そこで、フランス人達と仲良くなるきっかけされあれば、意外とみんなとうまくやっていけるかもしれないし、この孤独や不安定な気持ちから脱出できるかもしれないと考えた。
ある日、彼に相談をした。
私「みんなフランス語ばかり話して私には何を話しているのかわからない。今度パーティをする時は、あなたの友達を私に紹介したり、話の仲介をしてくれない?」
彼「自分から話しかければいいじゃないか?そしたらみんな英語で答えてくれるよ。

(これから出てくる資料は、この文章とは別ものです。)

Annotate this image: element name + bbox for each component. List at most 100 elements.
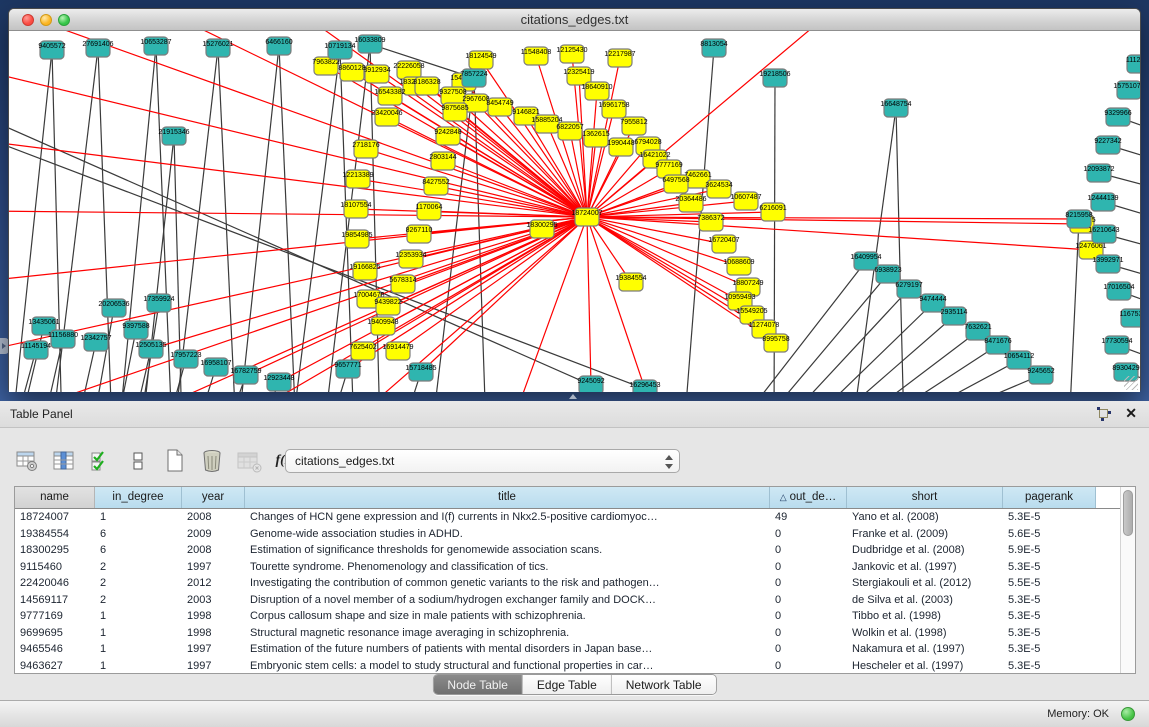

」
彼はあっさりと答えたが、これは彼が思うほど簡単な問題ではなかった。
私よりも英語が下手なフランス人もいるのに、どうやってコミュニケーションを取れと言うのだろうか。
私には手助けが必要だった。
何度かお願いをしたが、状況に変化はなかった。
社交的で明るくおしゃべりなフランス人的気質からは、私の抱えている問題が理解できないのであろう。
私もできるなりに努力はしてみた。
みんなが来ると必ず顔を出したし、少し会話を続けようとしてみた。
しかしいつもなんだかぎこちなくて、パーティーはまだ続いているのにも関わらず、もやもやしながら自分の部屋に戻りベッドに入る。
私の部屋の隣からは、キッチンで騒ぐ彼らの声が夜中響いて聞こえる。
それを聞きたくないのでイヤホンを耳栓代わりにして、「なぜ私はうまくやれないんだろう。」と自己嫌悪に浸る。

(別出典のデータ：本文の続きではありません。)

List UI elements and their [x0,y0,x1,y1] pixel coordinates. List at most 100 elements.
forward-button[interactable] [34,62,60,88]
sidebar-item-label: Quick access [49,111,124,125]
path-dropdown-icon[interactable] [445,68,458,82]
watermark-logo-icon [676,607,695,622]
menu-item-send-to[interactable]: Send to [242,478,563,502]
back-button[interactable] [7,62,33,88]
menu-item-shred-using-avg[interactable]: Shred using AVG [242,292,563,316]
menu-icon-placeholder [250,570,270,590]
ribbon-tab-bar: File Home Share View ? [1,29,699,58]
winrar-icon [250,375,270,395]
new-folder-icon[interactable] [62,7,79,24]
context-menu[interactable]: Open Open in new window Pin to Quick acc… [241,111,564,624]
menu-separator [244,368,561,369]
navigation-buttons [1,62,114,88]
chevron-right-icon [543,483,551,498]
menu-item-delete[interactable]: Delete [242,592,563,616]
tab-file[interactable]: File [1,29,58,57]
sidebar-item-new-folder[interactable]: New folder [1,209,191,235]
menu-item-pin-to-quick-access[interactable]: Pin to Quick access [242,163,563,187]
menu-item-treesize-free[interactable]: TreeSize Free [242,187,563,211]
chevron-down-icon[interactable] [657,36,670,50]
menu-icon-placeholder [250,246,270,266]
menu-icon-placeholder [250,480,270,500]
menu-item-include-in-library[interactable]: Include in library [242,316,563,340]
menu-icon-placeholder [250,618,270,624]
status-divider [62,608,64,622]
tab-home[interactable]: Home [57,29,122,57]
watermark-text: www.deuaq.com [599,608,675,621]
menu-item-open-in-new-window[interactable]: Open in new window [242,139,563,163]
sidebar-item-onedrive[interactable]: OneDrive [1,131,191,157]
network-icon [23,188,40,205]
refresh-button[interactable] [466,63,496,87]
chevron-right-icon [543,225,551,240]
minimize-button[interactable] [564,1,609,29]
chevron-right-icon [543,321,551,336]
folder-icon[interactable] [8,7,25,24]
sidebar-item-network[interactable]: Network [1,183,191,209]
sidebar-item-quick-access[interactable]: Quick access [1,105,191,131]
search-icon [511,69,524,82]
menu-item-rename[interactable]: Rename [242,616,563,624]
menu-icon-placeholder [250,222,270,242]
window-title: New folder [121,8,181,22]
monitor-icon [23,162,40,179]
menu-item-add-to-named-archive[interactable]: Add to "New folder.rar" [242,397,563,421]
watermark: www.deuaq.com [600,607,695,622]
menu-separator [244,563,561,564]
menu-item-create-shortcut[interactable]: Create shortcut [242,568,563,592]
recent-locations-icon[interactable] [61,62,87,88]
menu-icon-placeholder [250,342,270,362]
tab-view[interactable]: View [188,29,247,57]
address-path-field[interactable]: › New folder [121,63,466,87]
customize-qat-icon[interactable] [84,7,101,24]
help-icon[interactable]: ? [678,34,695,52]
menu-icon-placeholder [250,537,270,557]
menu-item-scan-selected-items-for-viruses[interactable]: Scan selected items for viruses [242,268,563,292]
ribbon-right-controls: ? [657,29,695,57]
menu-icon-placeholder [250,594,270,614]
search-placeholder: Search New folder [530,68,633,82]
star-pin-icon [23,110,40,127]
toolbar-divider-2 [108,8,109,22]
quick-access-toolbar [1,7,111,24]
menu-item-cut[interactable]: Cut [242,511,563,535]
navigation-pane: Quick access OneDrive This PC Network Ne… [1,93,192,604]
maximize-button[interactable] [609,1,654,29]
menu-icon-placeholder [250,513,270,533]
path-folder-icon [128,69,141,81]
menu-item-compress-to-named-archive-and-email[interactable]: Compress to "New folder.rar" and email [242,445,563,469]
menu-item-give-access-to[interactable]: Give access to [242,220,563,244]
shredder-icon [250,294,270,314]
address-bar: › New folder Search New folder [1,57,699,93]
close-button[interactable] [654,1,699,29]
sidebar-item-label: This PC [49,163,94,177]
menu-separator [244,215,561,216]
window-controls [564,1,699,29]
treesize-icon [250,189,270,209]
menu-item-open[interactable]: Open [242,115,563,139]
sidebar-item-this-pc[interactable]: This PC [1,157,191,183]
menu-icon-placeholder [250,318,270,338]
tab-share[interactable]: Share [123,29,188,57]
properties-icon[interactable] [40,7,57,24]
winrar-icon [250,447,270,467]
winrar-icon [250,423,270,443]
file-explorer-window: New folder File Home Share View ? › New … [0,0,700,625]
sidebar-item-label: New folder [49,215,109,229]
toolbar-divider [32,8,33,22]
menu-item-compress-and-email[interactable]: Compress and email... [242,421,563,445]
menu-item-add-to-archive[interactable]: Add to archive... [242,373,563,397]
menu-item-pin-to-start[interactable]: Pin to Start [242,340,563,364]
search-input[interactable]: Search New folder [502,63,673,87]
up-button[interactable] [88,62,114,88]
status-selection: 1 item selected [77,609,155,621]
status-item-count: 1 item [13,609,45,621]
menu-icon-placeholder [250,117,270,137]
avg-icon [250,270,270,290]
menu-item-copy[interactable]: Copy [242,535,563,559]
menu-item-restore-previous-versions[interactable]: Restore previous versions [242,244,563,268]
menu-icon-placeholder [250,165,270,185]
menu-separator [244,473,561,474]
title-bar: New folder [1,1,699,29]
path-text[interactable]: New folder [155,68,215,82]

そんな中、たまにではあったがオーストラリア人もそのパーティに参加していた。
フランス人たちと英語で会話を楽しんでいた。
言葉の問題じゃなかった。
社交的な人間であれば、このパーティを楽しむことができるのだ。
よく考えればフランス人の彼は、オーストラリア人だけのパーティにもよく顔を出していた。
英語は完璧ではなかったが、何よりも社交的で人といるのが好きな人だった。
私の1番の問題はフランス語を話せないことではなく、下手な英語を話して人にどう思われるか、トンチンカンなつまらない話をして嫌われるのではないかと心配することだった。
そればかり気にして、人付き合いをするのが怖かったし、人と話すことを楽しむことができなかった。
言葉がわからなくても、みんなと楽しめる人達はいる。
周りがフランス語ばかり話していても気にせず、わからないことは聞けばいいし、話したいことは話せばいい。
むしろ海外文化や英語を勉強したくてオーストラリアに来たのだから、日本語を使わないこの環境はいいのではないか。
そんなに苦痛に思うことではない。
頭の片隅ではこうポジティブに考えたいと思っていたが、鬱状態になるとネガティブにしか捉えることができなかった。